Doit-on faire confiance à la démonstration scientifique ou à l’expérience empirique pour valider une pratique de soin ? Est-ce bien légitime de se hisser sur le piédestal de la raison et de la science pour discréditer des pratiques, qui pourtant accompagnent les sociétés depuis les origines, et qui font leurs preuves encore aujourd’hui dans de nombreux parcours de soin ? Ces questions, je les laisse volontiers aux professionnels de la santé et aux guérisseurs eux-mêmes. En revanche, ce qui m’apparaît central et qui a guidé tout mon travail, c’est de comprendre et de donner à voir les mécanismes d’appropriation des pratiques de soin par des « malades », l’imbrication entre ce genre de pratiques et des prises en charge en médecine « classique » dans ces parcours de soin ainsi que la compréhension de notre environnement, de nos habitudes et de nos modes de vie. Que ces questionnements surgissent dans un snack en Provence, auprès d’un personne dénuée de toute formation académique en médecine conventionnelle ou « alternative » rend le cheminement plus singulier encore.
Par ailleurs, le terme de « magnétisme » pour désigner ces pratiques de soin est l’objet de nombreuses critiques car il serait impossible à l’heure actuelle de prouver que ces pratiques ont un lien avec les notions de champ magnétique, au sens physique du terme.

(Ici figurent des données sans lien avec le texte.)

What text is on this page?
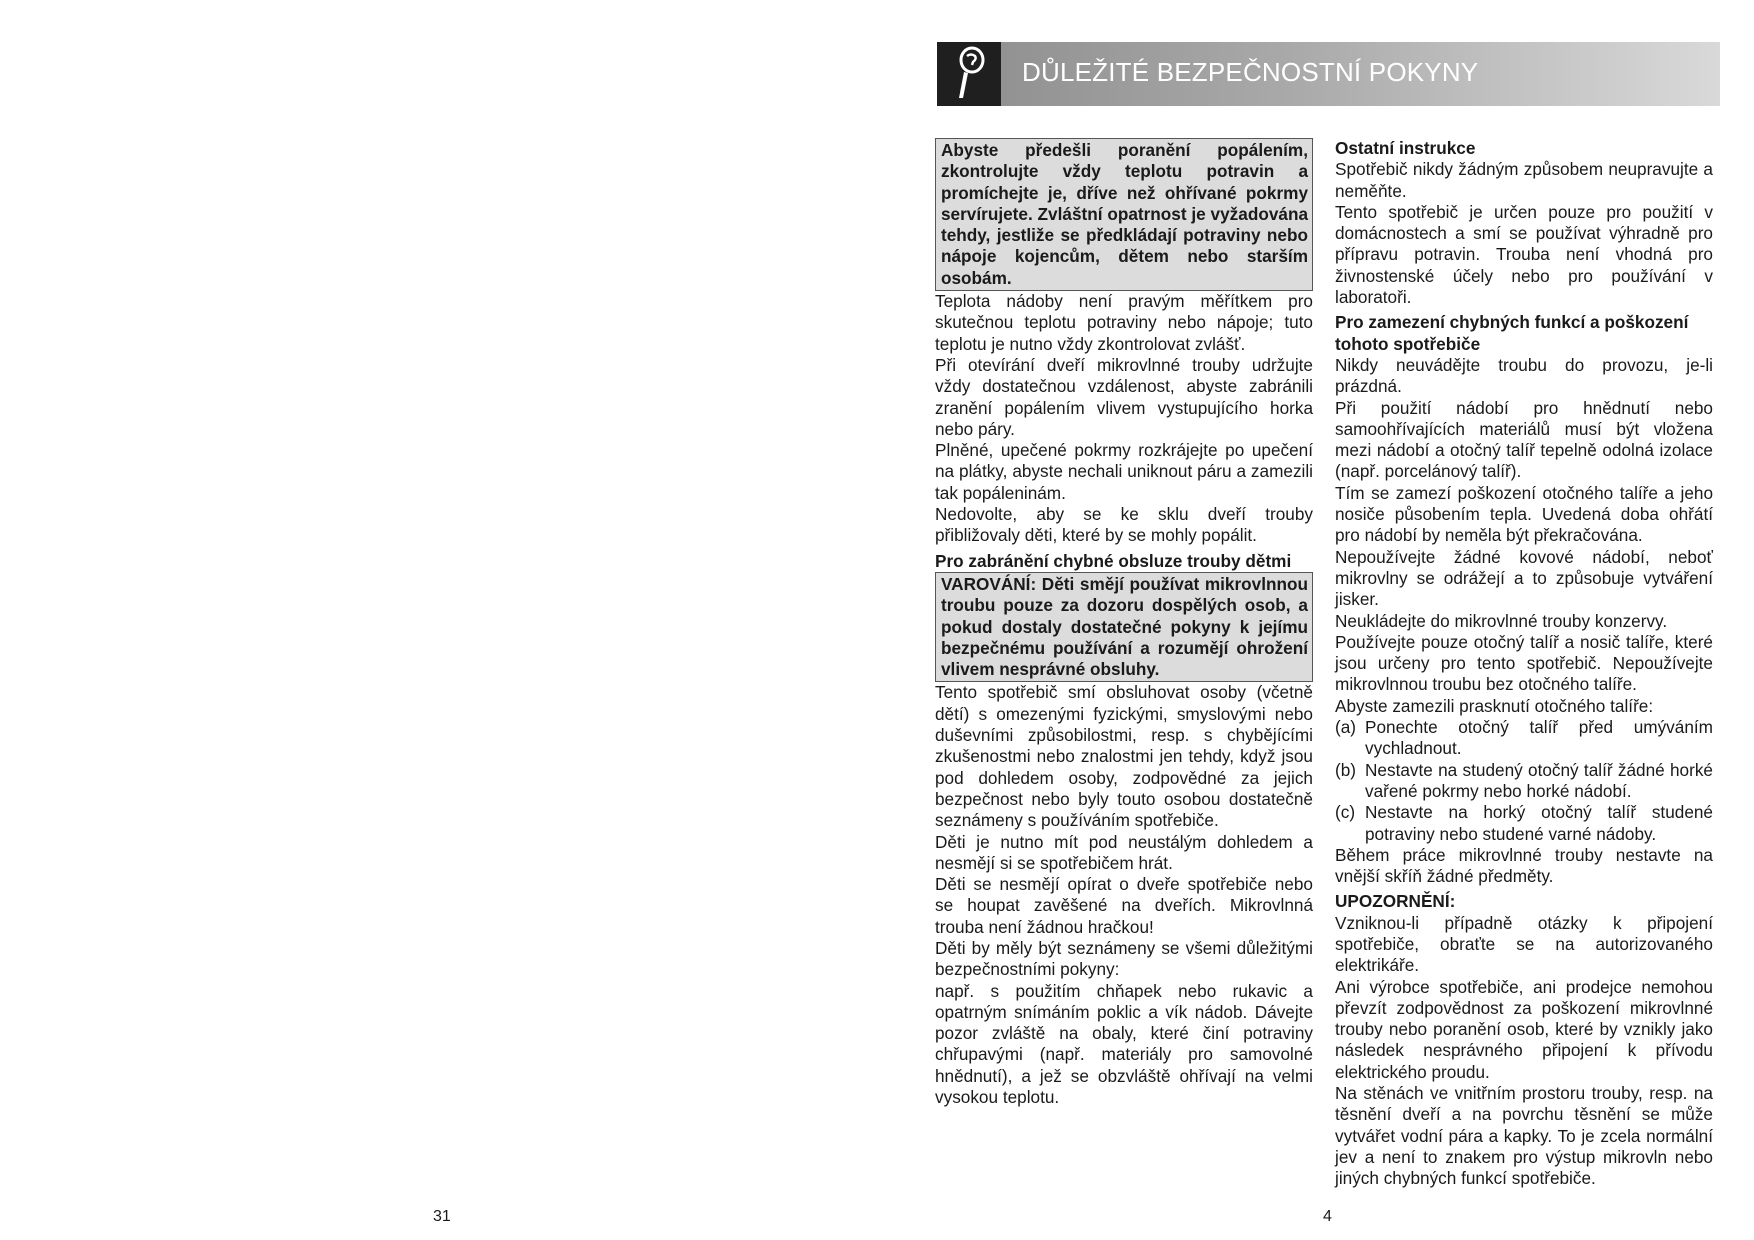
DŮLEŽITÉ BEZPEČNOSTNÍ POKYNY

Abyste předešli poranění popálením, zkontrolujte vždy teplotu potravin a promíchejte je, dříve než ohřívané pokrmy servírujete. Zvláštní opatrnost je vyžadována tehdy, jestliže se předkládají potraviny nebo nápoje kojencům, dětem nebo starším osobám.

Teplota nádoby není pravým měřítkem pro skutečnou teplotu potraviny nebo nápoje; tuto teplotu je nutno vždy zkontrolovat zvlášť.

Při otevírání dveří mikrovlnné trouby udržujte vždy dostatečnou vzdálenost, abyste zabránili zranění popálením vlivem vystupujícího horka nebo páry.

Plněné, upečené pokrmy rozkrájejte po upečení na plátky, abyste nechali uniknout páru a zamezili tak popáleninám.

Nedovolte, aby se ke sklu dveří trouby přibližovaly děti, které by se mohly popálit.

Pro zabránění chybné obsluze trouby dětmi

VAROVÁNÍ: Děti smějí používat mikrovlnnou troubu pouze za dozoru dospělých osob, a pokud dostaly dostatečné pokyny k jejímu bezpečnému používání a rozumějí ohrožení vlivem nesprávné obsluhy.

Tento spotřebič smí obsluhovat osoby (včetně dětí) s omezenými fyzickými, smyslovými nebo duševními způsobilostmi, resp. s chybějícími zkušenostmi nebo znalostmi jen tehdy, když jsou pod dohledem osoby, zodpovědné za jejich bezpečnost nebo byly touto osobou dostatečně seznámeny s používáním spotřebiče.

Děti je nutno mít pod neustálým dohledem a nesmějí si se spotřebičem hrát.

Děti se nesmějí opírat o dveře spotřebiče nebo se houpat zavěšené na dveřích. Mikrovlnná trouba není žádnou hračkou!

Děti by měly být seznámeny se všemi důležitými bezpečnostními pokyny:

např. s použitím chňapek nebo rukavic a opatrným snímáním poklic a vík nádob. Dávejte pozor zvláště na obaly, které činí potraviny chřupavými (např. materiály pro samovolné hnědnutí), a jež se obzvláště ohřívají na velmi vysokou teplotu.

Ostatní instrukce

Spotřebič nikdy žádným způsobem neupravujte a neměňte.

Tento spotřebič je určen pouze pro použití v domácnostech a smí se používat výhradně pro přípravu potravin. Trouba není vhodná pro živnostenské účely nebo pro používání v laboratoři.

Pro zamezení chybných funkcí a poškození tohoto spotřebiče

Nikdy neuvádějte troubu do provozu, je-li prázdná.

Při použití nádobí pro hnědnutí nebo samoohřívajících materiálů musí být vložena mezi nádobí a otočný talíř tepelně odolná izolace (např. porcelánový talíř).

Tím se zamezí poškození otočného talíře a jeho nosiče působením tepla. Uvedená doba ohřátí pro nádobí by neměla být překračována.

Nepoužívejte žádné kovové nádobí, neboť mikrovlny se odrážejí a to způsobuje vytváření jisker.

Neukládejte do mikrovlnné trouby konzervy.

Používejte pouze otočný talíř a nosič talíře, které jsou určeny pro tento spotřebič. Nepoužívejte mikrovlnnou troubu bez otočného talíře.

Abyste zamezili prasknutí otočného talíře:

(a) Ponechte otočný talíř před umýváním vychladnout.
(b) Nestavte na studený otočný talíř žádné horké vařené pokrmy nebo horké nádobí.
(c) Nestavte na horký otočný talíř studené potraviny nebo studené varné nádoby.

Během práce mikrovlnné trouby nestavte na vnější skříň žádné předměty.

UPOZORNĚNÍ:

Vzniknou-li případně otázky k připojení spotřebiče, obraťte se na autorizovaného elektrikáře.

Ani výrobce spotřebiče, ani prodejce nemohou převzít zodpovědnost za poškození mikrovlnné trouby nebo poranění osob, které by vznikly jako následek nesprávného připojení k přívodu elektrického proudu.

Na stěnách ve vnitřním prostoru trouby, resp. na těsnění dveří a na povrchu těsnění se může vytvářet vodní pára a kapky. To je zcela normální jev a není to znakem pro výstup mikrovln nebo jiných chybných funkcí spotřebiče.

31	4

Il conviendrait mieux de chercher des parallèles avec la notion de «Qi» (prononcé Chi) dans la philosophie chinoise.
Généralement traduit par « énergie » ou « fluide » le Qi désigne dans la cosmologie chinoise un principe de réalité fondé sur l’idée du souffle à la fois « matière et esprit ». Le Qi se situe entre une vision matérielle de l’énergie et une conception énergétique de la matière ; on parle aussi de « souffle-énergie ». La sinologue Isabelle Robinet décrit ce phénomène comme le « principe de réalité unique et un qui donne forme à toute chose et à tout être dans l’univers, ce qui implique qu’il n’existe pas de démarcation entre les êtres humains et le reste du monde ».
Depuis le siècle des Lumière, la cosmologie européenne et la médecine populaire ont été rationalisés par les sciences naturelles où l’homme est détaché de son objet d’étude, la nature. On admet par exemple que l’humain a une conscience que l’animal ou les plantes n’ont pas, ce qui est un postulat naturaliste absent chez des populations dites animistes par exemple. Dans la cosmologie chinoise, le Qi est immanent c’est-à-dire qu’il est présent en toute forme vivante. Il faut apprendre à favoriser sa circulation, autant sur le plan microcosmique du corps et de son réseau énergétique, que sur le plan macrocosmique dans sa relation entre le Ciel et la Terre.